Banerjee Mousumi, Lao Christopher D, Wancata Lauren M, Muenz Daniel G, Haymart Megan R, Wong Sandra L
aDepartment of Biostatistics bDepartment of Medicine, Division of Hematology/Oncology cDepartment of Surgery dDepartment of Medicine, Division of Metabolism, Endocrinology & Diabetes, University of Michigan, Ann Arbor, Michigan, USA.
Melanoma Res. 2016 Feb;26(1):77-82. doi: 10.1097/CMR.0000000000000213.
Overall cancer incidence is decreasing, whereas melanoma cases are increasing. Conditional survival estimates offer a more accurate prognosis for patients the farther they are from time of diagnosis. The effect of age and stage on a melanoma patient's conditional survival estimate is unknown. Surveillance, Epidemiology, and End Results data were utilized to identify newly diagnosed cutaneous melanoma patients (N=95 041), from 1998 to 2005, with up to 12 years of follow-up. Estimates of disease-specific survival by stage and age were determined by Cox regression analysis and transformed to estimated conditional 5-year survival. Localized melanoma patients have an excellent 5-year survival at diagnosis and over subsequent years. For patients with localized and regional disease, an age effect is present for disease-specific mortality when comparing older patients (70-79 years) with younger patients (<30 years): hazard ratio (HR) for mortality 3.79 [95% confidence interval (CI) 3.01-4.84] and HR 2.36 (95% CI 1.93-2.91), respectively.

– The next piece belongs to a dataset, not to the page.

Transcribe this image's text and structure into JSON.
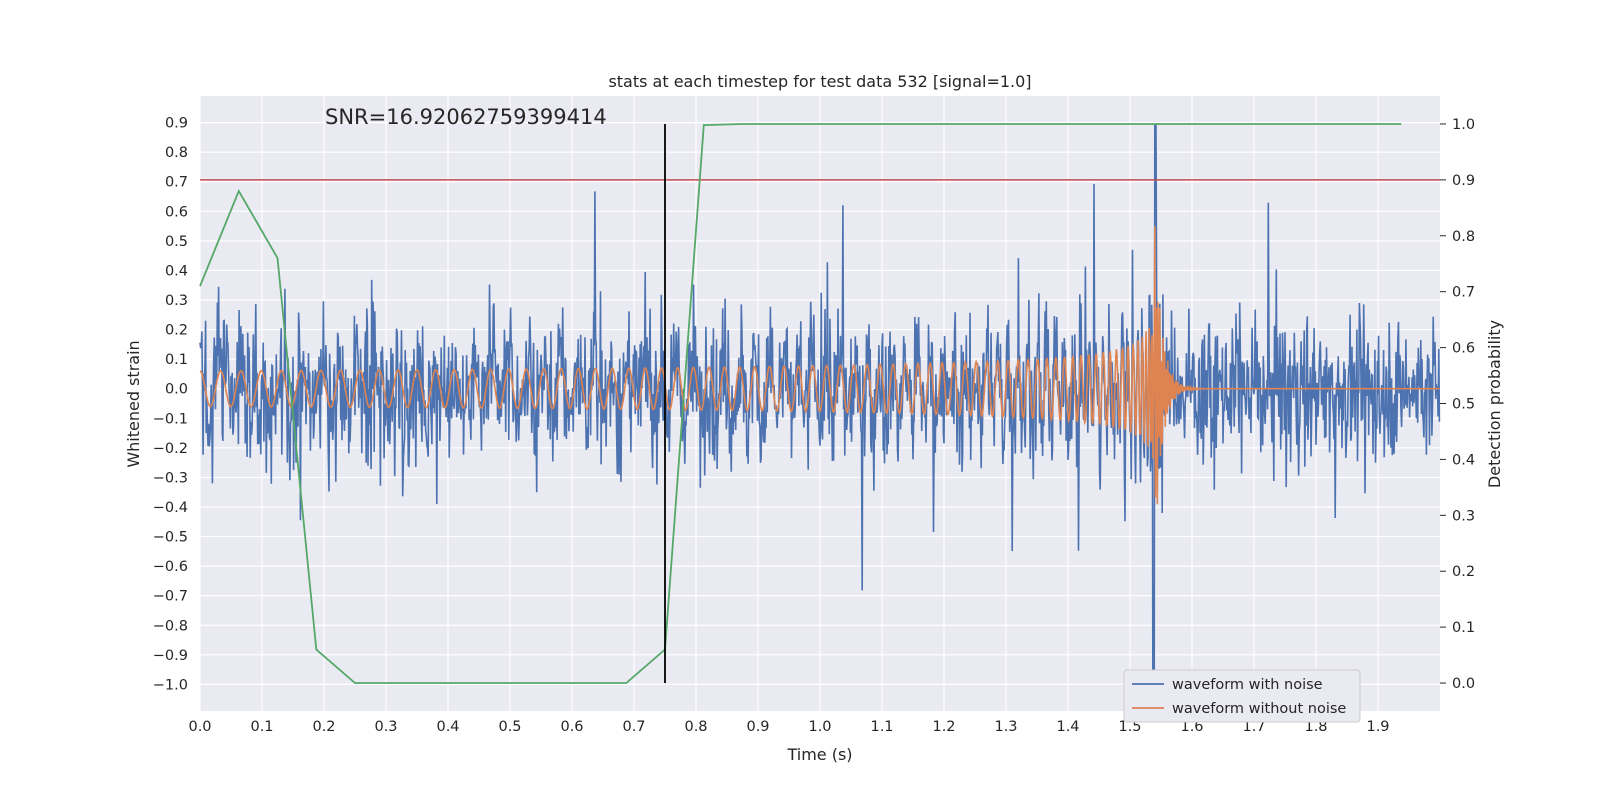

No age effect difference is observed in disease-specific survival for advanced disease: HR 1.14 (95% CI 0.87-1.53). Over time, conditional survival estimates improve for older patients with localized and regional disease. This improvement is not seen in distant disease, neither is the age gradient. Disease-specific mortality and conditional survival for patients with localized and regional melanomas are initially impacted by older age, with effects dissipating over time. Age does not affect survival in patients with advanced disease. Understanding the conditional 5-year disease-specific survival of melanoma based on age and stage can help patients and physicians, informing decision-making about treatment and surveillance.

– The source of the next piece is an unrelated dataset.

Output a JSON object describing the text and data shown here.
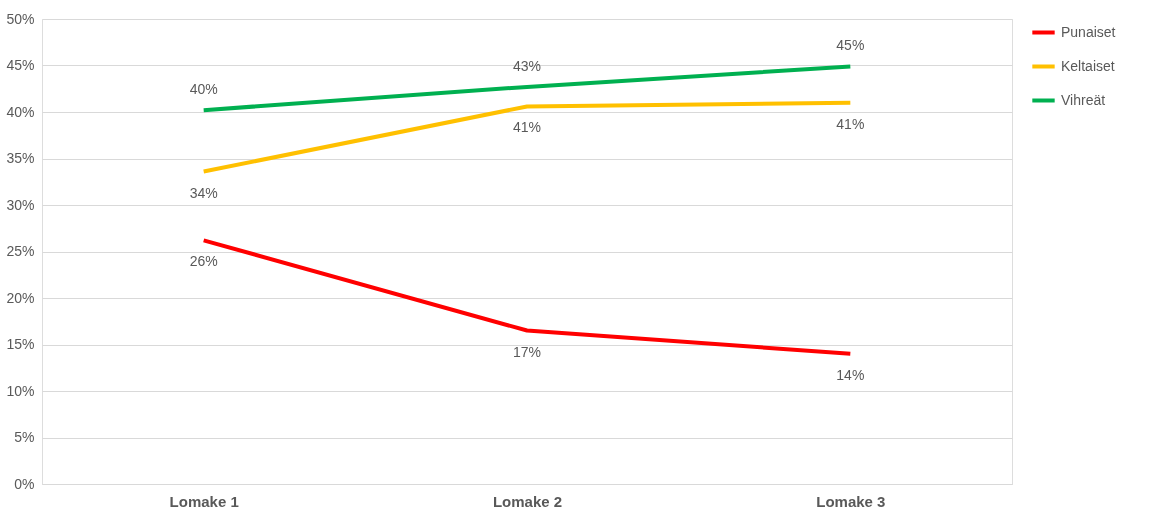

总体癌症发病率在下降,而黑色素瘤病例却在增加。条件生存估计为离诊断时间越远的患者提供了更准确的预后。年龄和分期对黑色素瘤患者条件生存估计的影响尚不清楚。利用监测、流行病学和最终结果数据,识别出1998年至2005年新诊断的皮肤黑色素瘤患者(N = 95041),随访时间长达12年。通过Cox回归分析确定按分期和年龄的疾病特异性生存估计,并转换为估计的条件5年生存率。局限性黑色素瘤患者在诊断时及随后几年的5年生存率很高。对于局限性和区域性疾病患者,将老年患者(70 - 79岁)与年轻患者(<30岁)相比,疾病特异性死亡率存在年龄效应:死亡率的风险比(HR)分别为3.79 [95%置信区间(CI)3.01 - 4.84]和HR 2.36(95% CI 1.93 - 2.91)。对于晚期疾病,在疾病特异性生存方面未观察到年龄效应差异:HR为1.14(95% CI 0.87 - 1.53)。随着时间的推移,局限性和区域性疾病老年患者的条件生存估计有所改善。远处疾病未出现这种改善,年龄梯度也未出现。局限性和区域性黑色素瘤患者的疾病特异性死亡率和条件生存最初受年龄影响,随着时间推移影响逐渐消散。年龄不影响晚期疾病患者的生存。了解基于年龄和分期的黑色素瘤条件5年疾病特异性生存情况有助于患者和医生,为治疗和监测决策提供信息。